Red Light: “It’s Lockdown Without the Financial Support”

“The phone has almost stopped ringing. If it does, it’s someone cancelling,” said Mike Dougan, owner of five-star Riverstone Motel in Rangiora.

His story is repeated up and down the country by every type of accommodation business.

Forward bookings show that occupancy will stay as low as 20 percent for the next three months, forcing many to finally consider closure after two hard years. First quarter projections given to Hospitality NZ show that despite the move to the less restrictive traffic light system and ‘phase two’, New Zealanders are not travelling, exacerbating the two-year absence of overseas tourists.

Auckland locations are operating on an average occupancy of less than 20 percent. Occupancy, minus MIQ in Auckland was 6 percent in November, 14 percent in December and 18 percent in January. Wellington providers are averaging less than 30 per cent.

Hospitality NZ CEO Julie White expressed that the compounding strain has left the sector unable to get through the Omicron wave.

“It’s desperate times. Everything is connected. Every cancelled event causes hundreds of cancelled bookings for rooms, dinners and drinks. The Government has over-cooked the fear and the health rules. People are fearful to go to their local shops, let alone go to another city. Whatever we try to do - no bookings means no business.

“People also fear being caught as a close or secondary contact. We need to drop isolation for people coming into New Zealand who test negative and allow close contacts to continue to live and work normally with Rapid Antigen testing.

According to White, to get through this booking hole, the accommodation sector needs reinstatement of the wage subsidy and resurgence payments.

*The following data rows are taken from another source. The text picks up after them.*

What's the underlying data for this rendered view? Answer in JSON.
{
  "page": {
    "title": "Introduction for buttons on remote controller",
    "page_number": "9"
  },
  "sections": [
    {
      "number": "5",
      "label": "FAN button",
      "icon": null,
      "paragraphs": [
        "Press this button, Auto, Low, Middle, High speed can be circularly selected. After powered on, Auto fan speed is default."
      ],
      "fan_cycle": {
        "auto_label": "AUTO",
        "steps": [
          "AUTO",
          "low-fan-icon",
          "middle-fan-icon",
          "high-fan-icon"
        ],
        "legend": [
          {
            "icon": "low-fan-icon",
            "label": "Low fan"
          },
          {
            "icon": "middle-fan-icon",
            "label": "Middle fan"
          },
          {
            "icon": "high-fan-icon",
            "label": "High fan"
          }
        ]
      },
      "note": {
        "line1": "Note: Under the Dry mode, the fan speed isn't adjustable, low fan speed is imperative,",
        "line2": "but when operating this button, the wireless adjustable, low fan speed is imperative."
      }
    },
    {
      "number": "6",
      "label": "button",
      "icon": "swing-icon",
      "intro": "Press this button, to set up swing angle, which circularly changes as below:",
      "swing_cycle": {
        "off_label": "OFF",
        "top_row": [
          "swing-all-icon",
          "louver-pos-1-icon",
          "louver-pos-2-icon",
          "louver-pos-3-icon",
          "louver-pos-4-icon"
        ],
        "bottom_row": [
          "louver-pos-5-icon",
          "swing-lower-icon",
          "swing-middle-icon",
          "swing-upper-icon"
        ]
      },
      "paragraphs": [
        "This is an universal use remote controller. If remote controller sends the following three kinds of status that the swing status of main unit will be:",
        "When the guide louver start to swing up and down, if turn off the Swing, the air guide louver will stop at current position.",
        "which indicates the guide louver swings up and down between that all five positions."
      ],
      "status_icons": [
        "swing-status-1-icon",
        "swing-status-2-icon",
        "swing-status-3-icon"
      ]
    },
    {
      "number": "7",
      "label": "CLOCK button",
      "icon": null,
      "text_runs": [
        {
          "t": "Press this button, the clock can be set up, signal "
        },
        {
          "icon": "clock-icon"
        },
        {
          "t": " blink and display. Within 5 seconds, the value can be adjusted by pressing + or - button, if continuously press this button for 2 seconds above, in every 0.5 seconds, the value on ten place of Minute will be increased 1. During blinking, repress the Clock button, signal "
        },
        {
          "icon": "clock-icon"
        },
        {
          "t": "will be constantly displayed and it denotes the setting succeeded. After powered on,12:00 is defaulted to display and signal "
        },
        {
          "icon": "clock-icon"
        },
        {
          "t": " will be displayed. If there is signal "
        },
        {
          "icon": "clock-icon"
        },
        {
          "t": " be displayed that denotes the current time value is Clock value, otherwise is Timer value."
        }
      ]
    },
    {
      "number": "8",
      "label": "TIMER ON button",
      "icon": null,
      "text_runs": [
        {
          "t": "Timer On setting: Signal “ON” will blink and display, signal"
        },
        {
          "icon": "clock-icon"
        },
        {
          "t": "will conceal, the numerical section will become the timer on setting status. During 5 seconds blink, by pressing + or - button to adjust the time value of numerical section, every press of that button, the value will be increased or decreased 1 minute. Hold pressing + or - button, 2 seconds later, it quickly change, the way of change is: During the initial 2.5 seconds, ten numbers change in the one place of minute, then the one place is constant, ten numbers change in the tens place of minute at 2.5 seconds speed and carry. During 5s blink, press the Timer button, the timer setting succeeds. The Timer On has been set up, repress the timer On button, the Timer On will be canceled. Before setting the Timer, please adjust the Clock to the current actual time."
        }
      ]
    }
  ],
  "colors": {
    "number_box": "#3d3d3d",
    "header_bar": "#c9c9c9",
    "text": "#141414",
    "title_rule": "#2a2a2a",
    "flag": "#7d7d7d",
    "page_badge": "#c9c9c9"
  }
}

Riverstone Motel recently lost a 55-night booking due to a cancelled AGM, and a 14-night booking from a sporting event, all due to fear of repercussions of close contact.

“This is like lockdown, but without financial support. We need that support now, to get through this,” said Dougan.

Richard Rooney General Manager at Wharekauhau Country Estate said year one of Covid was a “golden period of domestic tourism”, but the shine wore off last year, and now Kiwis are being discouraged from travel.

“We’re in a booking hole that will last at least six months. People are in their bunker – they don’t want to risk travel.”

Rooney said many operators will consider closure during the omicron period, but don’t want to harm or lose staff. Franz Mascarenhas, Managing director, Cordis Auckland said the hotel was making losses in the millions.

“We have held on to our work force with the hope things might improve, but the elongated time period is getting us to a position when some tough decisions will have to be made.

“What we want from the Government is an indicator of the criteria being used to move us back to Orange and a targeted time frame by when isolation requirements will be removed, so that the industry can start to trade again. And in the interim, some financial support to get us through.”

David Ovendale, CEO of the TOP 10 Holiday Parks group, noted that bookings after the traditional Christmas holiday period “fell off a cliff”; “There is no long summer tail this year.”

He said on the back of the two-year success in holding the pandemic at bay, with it now in communities and with no real Alpha or Delta experience to fall back on, through fear, many of the public are now in self-imposed isolation.

“People know they can travel, but they choose not to. If it takes six more months to work through this next phase of the pandemic in NZ, the effect on holiday parks and the wider accommodation sector will be terminal for some, perhaps for many - we’ve got to learn to live with this virus.”

Hannah Chinnery of Wellington-based family owned, and operated Bolton Hotel said trading conditions are “terrible”.

“This is the worst we have experienced in 18 years. We were looking forward to strong trading in the months of February and March 2022 with occupancy of up to 80 percent, but overnight the Red setting dropped it to the 210 percent range.

“With no government financial support, we are burning cash and making unsustainable losses.”

Mike Dougan noted that rent was a large cost, but the Government’s rules for landlords and commercial tenants to agree rent relief only applied where premises could not be accessed, which excluded most commercial motel accommodation.